Die Rheobase (von altgriechisch ῥεῖν rhein, deutsch ‚fließen‘) ist definiert als der minimale Reiz, der erforderlich ist, um eine Nervenzelle zu erregen und ein Aktionspotential zu erzeugen. Die elektrische Stimulation eines peripheren Nervs führt je nach Morphologie des Nervs in der Regel zu Muskelzuckungen, Gefühllosigkeit oder einer Kombination aus beidem. Die Reizübertragung im Nervensystem ist ein komplexer Vorgang, bei dem elektrische und chemische Potentialänderungen (siehe Ruhepotential und Membranpotential) im Bruchteil einer Sekunde übertragen werden. Damit eine Stimulierung auf elektrischem Wege weitergeleitet werden kann, muss jedoch ein Schwellenwert für den Stromimpuls an den Nerv geliefert werden. Unterhalb dieser Schwelle wird kein Aktionspotential weitergeleitet.

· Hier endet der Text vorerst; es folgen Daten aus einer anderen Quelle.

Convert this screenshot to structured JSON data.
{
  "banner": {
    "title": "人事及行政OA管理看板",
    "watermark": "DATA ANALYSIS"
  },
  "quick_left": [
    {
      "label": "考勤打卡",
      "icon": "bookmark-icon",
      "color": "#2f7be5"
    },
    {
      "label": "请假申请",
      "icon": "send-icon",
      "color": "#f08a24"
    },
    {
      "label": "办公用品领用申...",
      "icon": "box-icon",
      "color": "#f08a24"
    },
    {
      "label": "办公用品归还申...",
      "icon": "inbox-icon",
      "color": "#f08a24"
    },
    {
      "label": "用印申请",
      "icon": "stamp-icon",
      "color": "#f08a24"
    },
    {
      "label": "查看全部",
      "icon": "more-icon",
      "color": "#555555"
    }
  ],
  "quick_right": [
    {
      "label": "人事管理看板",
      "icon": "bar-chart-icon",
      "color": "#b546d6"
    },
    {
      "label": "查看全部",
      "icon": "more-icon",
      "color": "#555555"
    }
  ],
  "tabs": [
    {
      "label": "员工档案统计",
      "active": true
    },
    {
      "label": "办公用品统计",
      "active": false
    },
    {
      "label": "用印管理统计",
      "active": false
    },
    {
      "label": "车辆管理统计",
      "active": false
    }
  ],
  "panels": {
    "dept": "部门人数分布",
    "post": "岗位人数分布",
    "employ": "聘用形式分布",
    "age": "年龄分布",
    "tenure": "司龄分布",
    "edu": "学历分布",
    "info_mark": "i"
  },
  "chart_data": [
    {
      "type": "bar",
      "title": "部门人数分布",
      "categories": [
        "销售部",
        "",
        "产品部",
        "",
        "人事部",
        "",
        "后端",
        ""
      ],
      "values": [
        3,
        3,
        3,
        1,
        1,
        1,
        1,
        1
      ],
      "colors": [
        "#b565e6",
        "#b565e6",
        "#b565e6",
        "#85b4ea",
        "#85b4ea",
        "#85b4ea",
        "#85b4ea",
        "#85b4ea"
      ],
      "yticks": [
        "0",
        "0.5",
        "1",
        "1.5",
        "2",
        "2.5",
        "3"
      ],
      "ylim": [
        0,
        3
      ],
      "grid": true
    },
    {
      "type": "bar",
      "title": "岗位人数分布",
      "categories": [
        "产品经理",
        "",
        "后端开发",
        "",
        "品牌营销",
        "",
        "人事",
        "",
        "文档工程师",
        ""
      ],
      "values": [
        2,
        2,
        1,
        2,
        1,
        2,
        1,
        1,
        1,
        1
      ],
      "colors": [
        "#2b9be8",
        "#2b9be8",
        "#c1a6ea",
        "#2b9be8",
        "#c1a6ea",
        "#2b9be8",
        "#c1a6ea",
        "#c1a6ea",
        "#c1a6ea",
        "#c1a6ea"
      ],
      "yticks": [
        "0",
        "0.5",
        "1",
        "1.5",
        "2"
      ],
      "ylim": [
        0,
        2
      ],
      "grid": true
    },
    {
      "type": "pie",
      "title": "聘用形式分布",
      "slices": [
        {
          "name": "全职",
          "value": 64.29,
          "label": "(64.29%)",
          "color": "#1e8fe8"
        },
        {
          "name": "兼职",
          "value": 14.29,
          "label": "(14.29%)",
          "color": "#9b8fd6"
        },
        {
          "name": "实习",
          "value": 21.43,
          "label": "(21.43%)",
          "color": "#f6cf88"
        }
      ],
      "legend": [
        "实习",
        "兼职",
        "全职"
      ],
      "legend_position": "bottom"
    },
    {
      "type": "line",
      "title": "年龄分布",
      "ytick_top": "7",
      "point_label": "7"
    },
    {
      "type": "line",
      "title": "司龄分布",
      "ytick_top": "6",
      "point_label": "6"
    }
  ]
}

Das Verhältnis zwischen der Stärke und der Dauer des Stromflusses ist wichtig, um festzustellen, ob ein Nerv stimuliert wird. Dieses Verhältnis wird mit den Begriffen Rheobase und Chronaxie beschrieben.[1]
Bei der Betrachtung der Wirksamkeit eines intrazellulär applizierten Stromimpulses zur Auslösung eines Aktionspotentials ist nicht nur die Stromstärke zu berücksichtigen, sondern auch die Zeit, in der der Strom durch die Zelle bzw. den Nerven fließen kann. Durch die Wahl verschiedener Spannungen und Pulsdauern kann dann eine Reizstärke-Reizdauer-Kurve entwickelt werden, die diese beiden Faktoren mit dem effektiven Stimulationsniveau in Beziehung setzt und so einen Richtwert für die intrinsische Erregbarkeit des Neurons liefert.[2] Die Beziehung zwischen Reizstärke und Reizdauer ergibt sich aus der Tatsache, dass der gleiche minimale elektrische Strom, der zur Erregung eines Aktionspotentials erforderlich ist, durch einen kurzen, aber großen Strom oder durch einen langen, aber kleinen Strom erzeugt werden kann. Das Produkt aus Reizstärke und Reizdauer bestimmt die Erregbarkeit des Neurons, Nervs oder der Nervenfaser.[2] Mathematisch gesehen entspricht die Rheobase der Hälfte des Stroms, der für die Dauer der Chronaxie angelegt werden muss, einer Stärke-Dauer-Zeitkonstante, die der Zeitdauer entspricht, die eine Reaktion hervorruft, wenn der Nerv mit der doppelten rheobasischen Stärke stimuliert wird.[3]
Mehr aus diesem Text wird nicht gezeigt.